Journal d'investigation en ligne et d'information‑hacking
Édito
par Yovan Menkevick

Hackerisme : hacking large appliqué, éthique sociale et politique

C'est cette publication : " Éthique et communauté du hacker : un entretien avec Richard M. Stallman, 2002 ", toujours consultable sur le site gnu.org qui est à l'origine de l'article présentement en ligne. Il n'y a pas là une découverte fondamentale sur le hacking et les hackers mais des rappels sur leur origine et leur progression au cours du temps.

C'est cette publication : " Éthique et communauté du hacker : un entretien avec Richard M. Stallman, 2002 ", toujours consultable sur le site gnu.org qui est à l'origine de l'article présentement en ligne. Il n'y a pas là une découverte fondamentale sur le hacking et les hackers mais des rappels sur leur origine et leur progression au cours du temps. Ces rappels résonnent fortement avec des réflexions effectuées ici-même dans une suite d'articles intitulée "l'Archipel des hackers" à propos, entre autres, de l'éthique hacker. Et bien entendu avec le "débat" lancé suite à l'interview de Frédéric Bardeau qui s'est conclu sur France Culture dans l'émission  Place de la Toile pour ensuite s'éclairer un peu plus grâce à l'article de Kitetoa qui remettait les pendules à l'heure sur la "communauté des hackers et hacktivistes", communauté qui n'a au fond de communauté, surtout le nom, mais pas seulement.

Petit extrait de l'interview de Richard Stallman :

TV  : Que veut dire le mot « hacker » pour vous, personnellement ?

RMS  : C'est quelqu'un qui aime l'intelligence espiègle, particulièrement en programmation mais d'autres médias sont également possibles. Au XIVe siècle, Guillaume de Machaut écrivit un palindrome musical en trois parties. Cela aussi sonnait bien : j'ai dû m'y faire la main une fois car je me rappelle encore une des parties. Je pense que c'était un bon hack. J'ai entendu dire quelque part que J. S. Bach a fait quelque chose de similaire.

Une arène possible pour l'intelligence espiègle est de déjouer la sécurité. Les hackers n'ont jamais eu beaucoup de respect pour les freins bureaucratiques.

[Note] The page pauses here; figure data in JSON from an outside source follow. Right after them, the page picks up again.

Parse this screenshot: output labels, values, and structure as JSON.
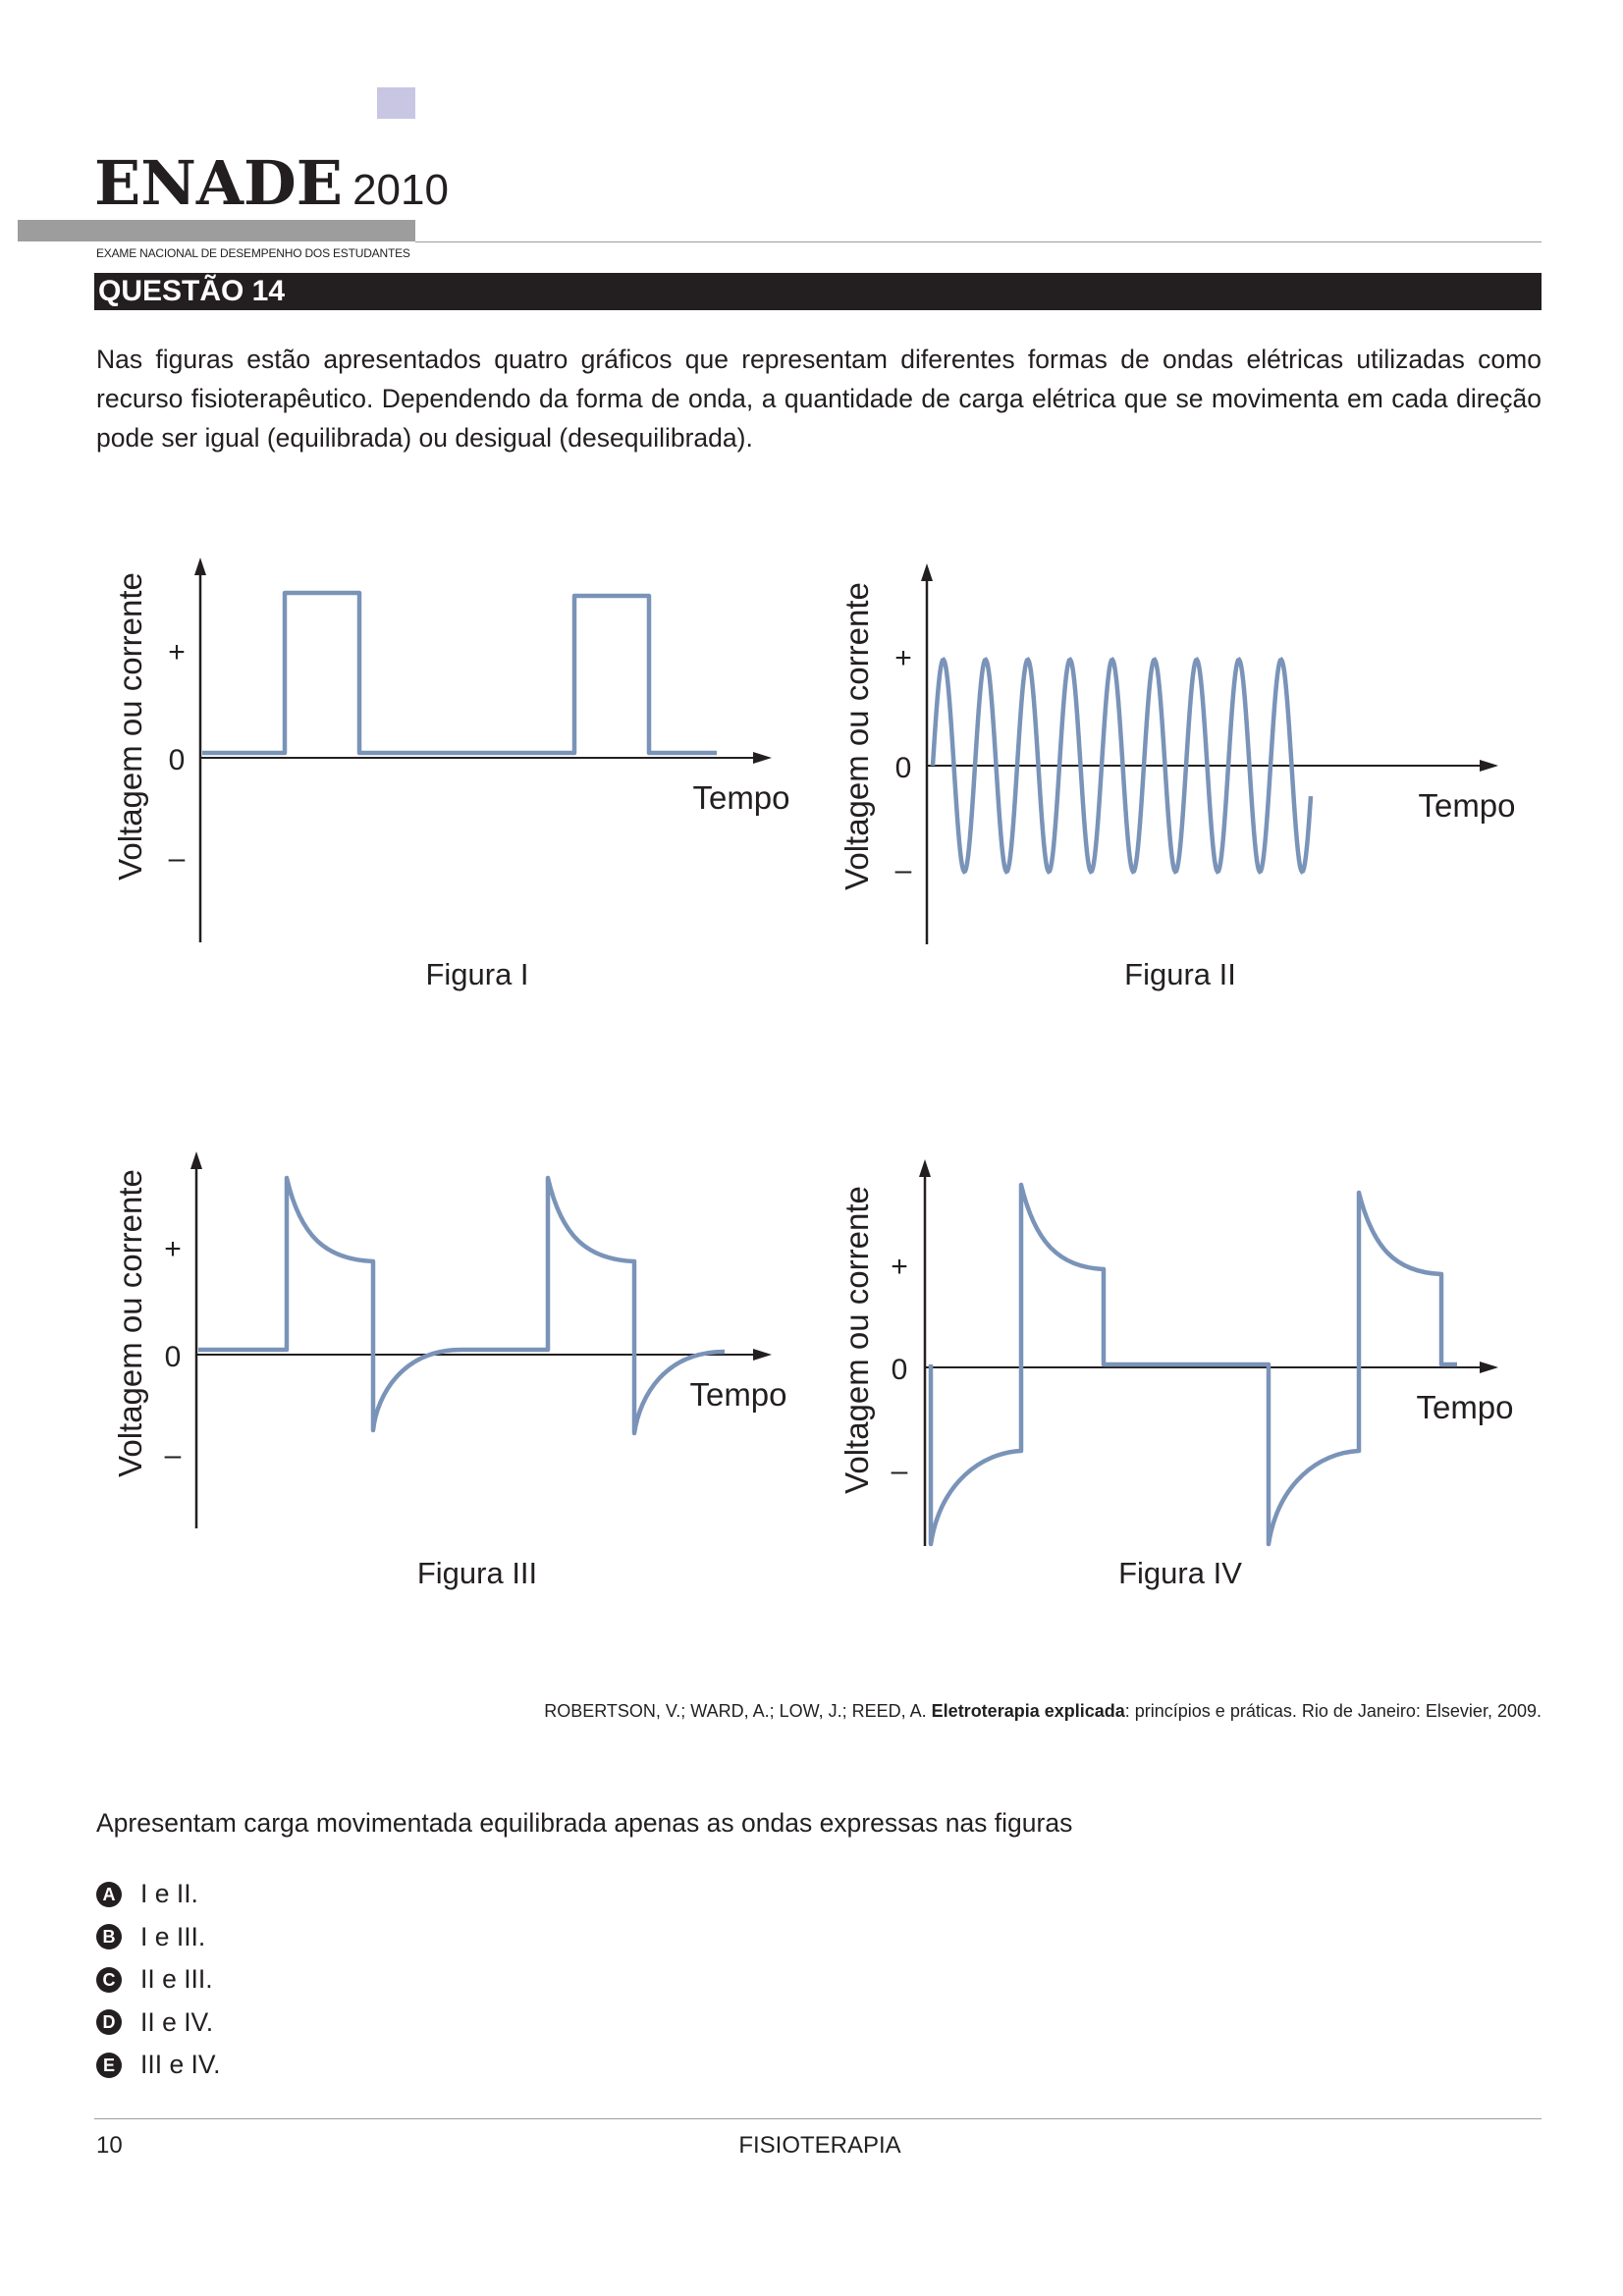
{
  "header": {
    "brand": "ENADE",
    "year": "2010",
    "subtitle": "EXAME NACIONAL DE DESEMPENHO DOS ESTUDANTES"
  },
  "question": {
    "title": "QUESTÃO 14",
    "intro": "Nas figuras estão apresentados quatro gráficos que representam diferentes formas de ondas elétricas utilizadas como recurso fisioterapêutico. Dependendo da forma de onda, a quantidade de carga elétrica que se movimenta em cada direção pode ser igual (equilibrada) ou desigual (desequilibrada).",
    "prompt": "Apresentam carga movimentada equilibrada apenas as ondas expressas nas figuras",
    "options": [
      {
        "letter": "A",
        "text": "I e II."
      },
      {
        "letter": "B",
        "text": "I e III."
      },
      {
        "letter": "C",
        "text": "II e III."
      },
      {
        "letter": "D",
        "text": "II e IV."
      },
      {
        "letter": "E",
        "text": "III e IV."
      }
    ]
  },
  "figures": {
    "axis_y_label": "Voltagem ou corrente",
    "axis_x_label": "Tempo",
    "tick_plus": "+",
    "tick_zero": "0",
    "tick_minus": "–",
    "line_color": "#7a93b8",
    "items": [
      {
        "caption": "Figura I",
        "waveform": "monophasic-rectangular-pulse"
      },
      {
        "caption": "Figura II",
        "waveform": "sinusoidal-alternating"
      },
      {
        "caption": "Figura III",
        "waveform": "biphasic-asymmetric-balanced"
      },
      {
        "caption": "Figura IV",
        "waveform": "biphasic-with-interphase-interval"
      }
    ]
  },
  "reference": {
    "authors": "ROBERTSON, V.; WARD, A.; LOW, J.; REED, A. ",
    "title": "Eletroterapia explicada",
    "rest": ": princípios e práticas. Rio de Janeiro: Elsevier, 2009."
  },
  "footer": {
    "page": "10",
    "course": "FISIOTERAPIA"
  }
}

Si l'ordinateur restait inoccupé parce que l'administrateur ne les laissait pas l'utiliser, ils s'arrangeaient parfois pour contourner l'obstacle et s'en servir quand même. Si cela demandait de l'astuce, c'était amusant en soi, tout en rendant possible un autre hack (par exemple, un travail utile) sur l'ordinateur plutôt que de se tourner les pouces. Mais tous les hackers ne déjouaient pas la sécurité, beaucoup ne s'y sont jamais intéressés. Sur l'Incompatible Timesharing System, système d'exploitation développé par les hackers du laboratoire d'intelligence artificielle, nous avons rendu inutile le contournement de la sécurité : nous n'avions simplement pas mis en œuvre de sécurité dans le système. Les hackers avaient réalisé que la sécurité serait un mécanisme de domination de la part des administrateurs. Aussi, nous ne leur en avons pas donné les moyens.

Un peu plus loin :

TV  : Une question à propos de l'esthétique du hacker : comme vous l'expliquiez, il n'y a pas d'éthique du hacker particulière, car un hacker peut agir de manière éthique, ou non ; rien dans le « hackerisme » n'oblige à un comportement éthique.

RMS  : Le hacking n'est pas au départ une question d'éthique. C'est une idée sur ce qui donne un sens à la vie. Mais il a peut-être raison de dire que le hacking peut amener un nombre significatif de hackers à penser la question éthique d'une certaine manière. Je ne voudrais pas complètement rejeter les relations entre hacking et visions de l'éthique.

Bien que quelqu'un ait dit qu'il était plus question d'esthétique que d'éthique, je pense qu'« esthétique » n'est pas, non plus, le bon mot. Une esthétique est une idée de la beauté. C'est la notion de ce qui est émouvant et expressif. Y a-t-il un mot pour cela ? Je peux penser à « la voie du hacker » [the hacker way], mais cela sonne plutôt pompeux et new-age.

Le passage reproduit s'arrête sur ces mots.